We also expanded from simple braces into prosthetic hands, finger splints, pediatric braces, casts, and other assistive medical devices. Our team is further automating the process with AI to reduce manufacturing time and prepare the next generation of our workflow to design casts instantly. We are also exploring recycled PET plastic from water bottle waste to reduce filament cost and environmental impact
If you want to try 3D CURE, the first step is to contact our team through our website, explore how we would collaborate, and see whether you are interested in branching out. We are currently developing the training curriculum for students to join our initiative and learn how to design and produce medical devices and prosthetics.

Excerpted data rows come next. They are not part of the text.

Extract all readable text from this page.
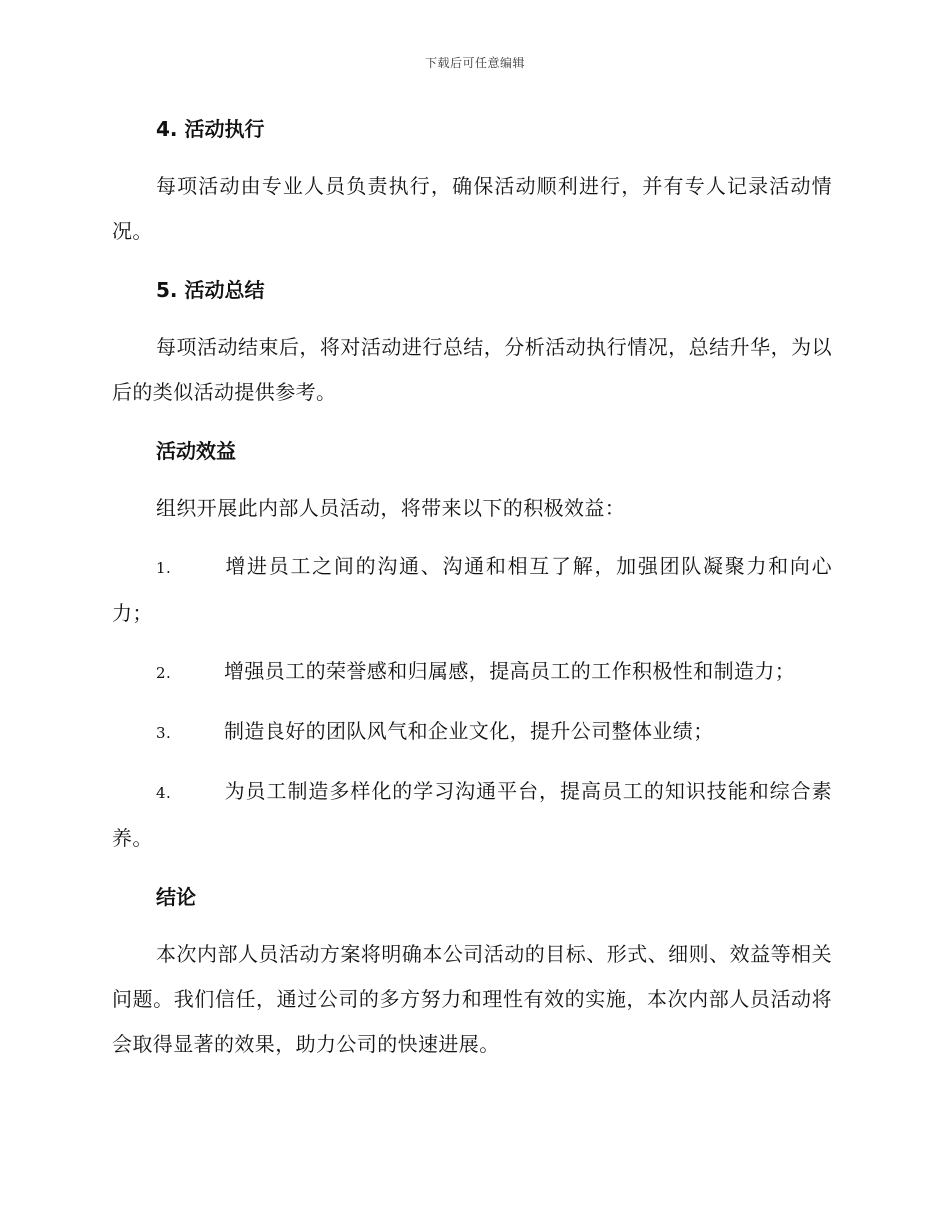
下载后可任意编辑
4. 活动执行
每项活动由专业人员负责执行，确保活动顺利进行，并有专人记录活动情况。
5. 活动总结
每项活动结束后，将对活动进行总结，分析活动执行情况，总结升华，为以后的类似活动提供参考。
活动效益
组织开展此内部人员活动，将带来以下的积极效益：
1.	增进员工之间的沟通、沟通和相互了解，加强团队凝聚力和向心力；
2.	增强员工的荣誉感和归属感，提高员工的工作积极性和制造力；
3.	制造良好的团队风气和企业文化，提升公司整体业绩；
4.	为员工制造多样化的学习沟通平台，提高员工的知识技能和综合素养。
结论
本次内部人员活动方案将明确本公司活动的目标、形式、细则、效益等相关问题。我们信任，通过公司的多方努力和理性有效的实施，本次内部人员活动将会取得显著的效果，助力公司的快速进展。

For the work flow, we would scan the patient’s limb using low-cost LiDAR or photogrammetry, or collect the needed measurements if scanning is not available. The doctor would help define the limb position and the medical requirements of the brace, cast, prosthetic hand, or assistive device.
After that, we convert the scan into a digital mesh, design the device in CAD software, add ventilation patterns and joint constraints, and print the device using PLA or ABS filament. Once printed, we fit the device to the patient and collect direct feedback from the patient and clinician. If there is discomfort or fitting issue, we modify the design and improve the next version.